Uma biografia ilustrada sobre o músico António Variações, pensada para todos os públicos, é editada esta semana e revela uma nova interpretação do que foi a vida daquele artista, disse à Lusa o autor, Bruno Horta.
“O António Variações tem sido entendido como um artista que se expressou de forma criativa, que tinha definido um objetivo e que se inseria numa espécie de abertura cultural e estética que houve no início da década 1980, em Lisboa, sobretudo. E penso que isso não é inteiramente assim”, afirma Bruno Horta.

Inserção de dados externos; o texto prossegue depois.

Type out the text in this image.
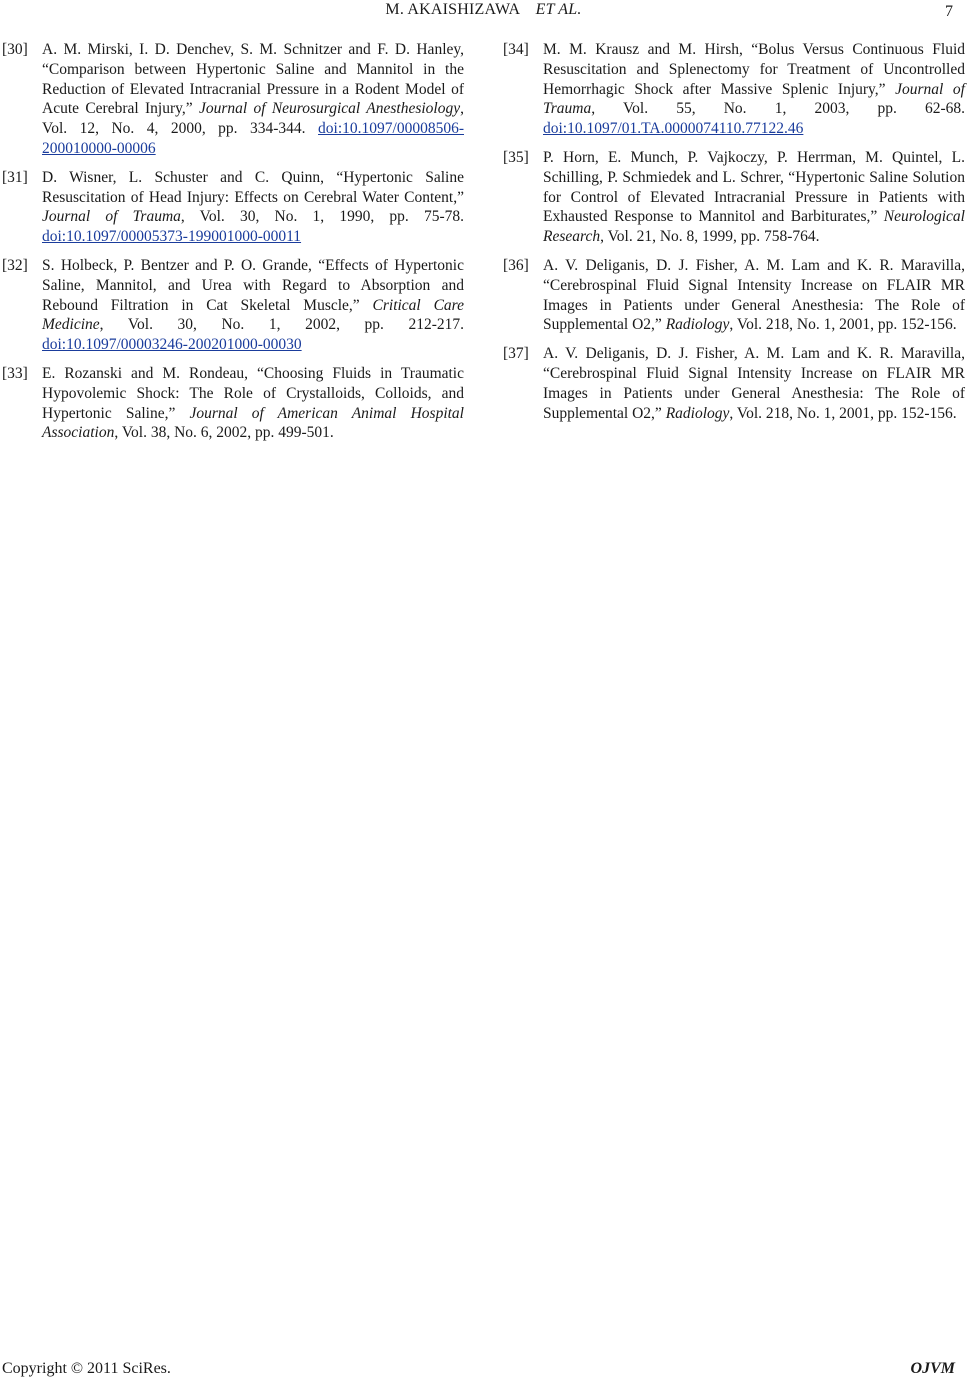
M. AKAISHIZAWA ET AL.	7
[30] A. M. Mirski, I. D. Denchev, S. M. Schnitzer and F. D. Hanley, “Comparison between Hypertonic Saline and Mannitol in the Reduction of Elevated Intracranial Pressure in a Rodent Model of Acute Cerebral Injury,” Journal of Neurosurgical Anesthesiology, Vol. 12, No. 4, 2000, pp. 334-344. doi:10.1097/00008506-200010000-00006
[31] D. Wisner, L. Schuster and C. Quinn, “Hypertonic Saline Resuscitation of Head Injury: Effects on Cerebral Water Content,” Journal of Trauma, Vol. 30, No. 1, 1990, pp. 75-78. doi:10.1097/00005373-199001000-00011
[32] S. Holbeck, P. Bentzer and P. O. Grande, “Effects of Hypertonic Saline, Mannitol, and Urea with Regard to Absorption and Rebound Filtration in Cat Skeletal Muscle,” Critical Care Medicine, Vol. 30, No. 1, 2002, pp. 212-217. doi:10.1097/00003246-200201000-00030
[33] E. Rozanski and M. Rondeau, “Choosing Fluids in Traumatic Hypovolemic Shock: The Role of Crystalloids, Colloids, and Hypertonic Saline,” Journal of American Animal Hospital Association, Vol. 38, No. 6, 2002, pp. 499-501.
[34] M. M. Krausz and M. Hirsh, “Bolus Versus Continuous Fluid Resuscitation and Splenectomy for Treatment of Uncontrolled Hemorrhagic Shock after Massive Splenic Injury,” Journal of Trauma, Vol. 55, No. 1, 2003, pp. 62-68. doi:10.1097/01.TA.0000074110.77122.46
[35] P. Horn, E. Munch, P. Vajkoczy, P. Herrman, M. Quintel, L. Schilling, P. Schmiedek and L. Schrer, “Hypertonic Saline Solution for Control of Elevated Intracranial Pressure in Patients with Exhausted Response to Mannitol and Barbiturates,” Neurological Research, Vol. 21, No. 8, 1999, pp. 758-764.
[36] A. V. Deliganis, D. J. Fisher, A. M. Lam and K. R. Maravilla, “Cerebrospinal Fluid Signal Intensity Increase on FLAIR MR Images in Patients under General Anesthesia: The Role of Supplemental O2,” Radiology, Vol. 218, No. 1, 2001, pp. 152-156.
[37] A. V. Deliganis, D. J. Fisher, A. M. Lam and K. R. Maravilla, “Cerebrospinal Fluid Signal Intensity Increase on FLAIR MR Images in Patients under General Anesthesia: The Role of Supplemental O2,” Radiology, Vol. 218, No. 1, 2001, pp. 152-156.
Copyright © 2011 SciRes.	OJVM
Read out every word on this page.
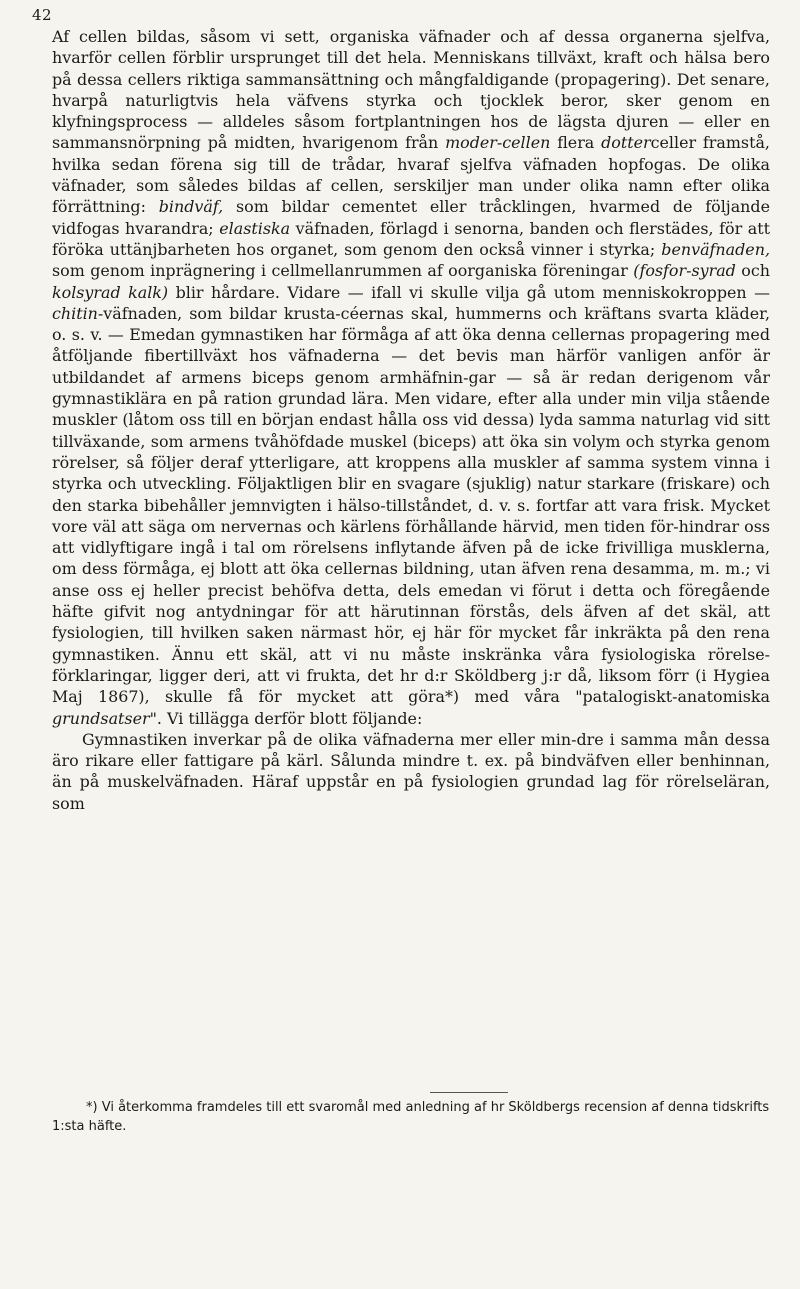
42

Af cellen bildas, såsom vi sett, organiska väfnader och af dessa organerna sjelfva, hvarför cellen förblir ursprunget till det hela. Menniskans tillväxt, kraft och hälsa bero på dessa cellers riktiga sammansättning och mångfaldigande (propagering). Det senare, hvarpå naturligtvis hela väfvens styrka och tjocklek beror, sker genom en klyfningsprocess — alldeles såsom fortplantningen hos de lägsta djuren — eller en sammansnörpning på midten, hvarigenom från moder-cellen flera dotterceller framstå, hvilka sedan förena sig till de trådar, hvaraf sjelfva väfnaden hopfogas. De olika väfnader, som således bildas af cellen, serskiljer man under olika namn efter olika förrättning: bindväf, som bildar cementet eller tråcklingen, hvarmed de följande vidfogas hvarandra; elastiska väfnaden, förlagd i senorna, banden och flerstädes, för att föröka uttänjbarheten hos organet, som genom den också vinner i styrka; benväfnaden, som genom inprägnering i cellmellanrummen af oorganiska föreningar (fosfor-syrad och kolsyrad kalk) blir hårdare. Vidare — ifall vi skulle vilja gå utom menniskokroppen — chitin-väfnaden, som bildar krusta-céernas skal, hummerns och kräftans svarta kläder, o. s. v. — Emedan gymnastiken har förmåga af att öka denna cellernas propagering med åtföljande fibertillväxt hos väfnaderna — det bevis man härför vanligen anför är utbildandet af armens biceps genom armhäfnin-gar — så är redan derigenom vår gymnastiklära en på ration grundad lära. Men vidare, efter alla under min vilja stående muskler (låtom oss till en början endast hålla oss vid dessa) lyda samma naturlag vid sitt tillväxande, som armens tvåhöfdade muskel (biceps) att öka sin volym och styrka genom rörelser, så följer deraf ytterligare, att kroppens alla muskler af samma system vinna i styrka och utveckling. Följaktligen blir en svagare (sjuklig) natur starkare (friskare) och den starka bibehåller jemnvigten i hälso-tillståndet, d. v. s. fortfar att vara frisk. Mycket vore väl att säga om nervernas och kärlens förhållande härvid, men tiden för-hindrar oss att vidlyftigare ingå i tal om rörelsens inflytande äfven på de icke frivilliga musklerna, om dess förmåga, ej blott att öka cellernas bildning, utan äfven rena desamma, m. m.; vi anse oss ej heller precist behöfva detta, dels emedan vi förut i detta och föregående häfte gifvit nog antydningar för att härutinnan förstås, dels äfven af det skäl, att fysiologien, till hvilken saken närmast hör, ej här för mycket får inkräkta på den rena gymnastiken. Ännu ett skäl, att vi nu måste inskränka våra fysiologiska rörelse-förklaringar, ligger deri, att vi frukta, det hr d:r Sköldberg j:r då, liksom förr (i Hygiea Maj 1867), skulle få för mycket att göra*) med våra "patalogiskt-anatomiska grundsatser". Vi tillägga derför blott följande:

Gymnastiken inverkar på de olika väfnaderna mer eller min-dre i samma mån dessa äro rikare eller fattigare på kärl. Sålunda mindre t. ex. på bindväfven eller benhinnan, än på muskelväfnaden. Häraf uppstår en på fysiologien grundad lag för rörelseläran, som

*) Vi återkomma framdeles till ett svaromål med anledning af hr Sköldbergs recension af denna tidskrifts 1:sta häfte.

O jornalista foi desafiado pela Suma de Letras a escrever uma biografia sobre António Variações, para se juntar a outros títulos já lançados pela editora, pensados para jovens e adultos, e dedicados, por exemplo, ao guitarrista Zé Pedro e ao cantor Freddie Mercury.
Cruzando várias fontes documentais, pesquisas e depoimentos de pessoas que conheceram o músico, Bruno Horta concluiu que António Variações “procurou a expressão artística como algo fundamental para si, não inserido numa corrente estética nem em algo que pudesse ser visto”.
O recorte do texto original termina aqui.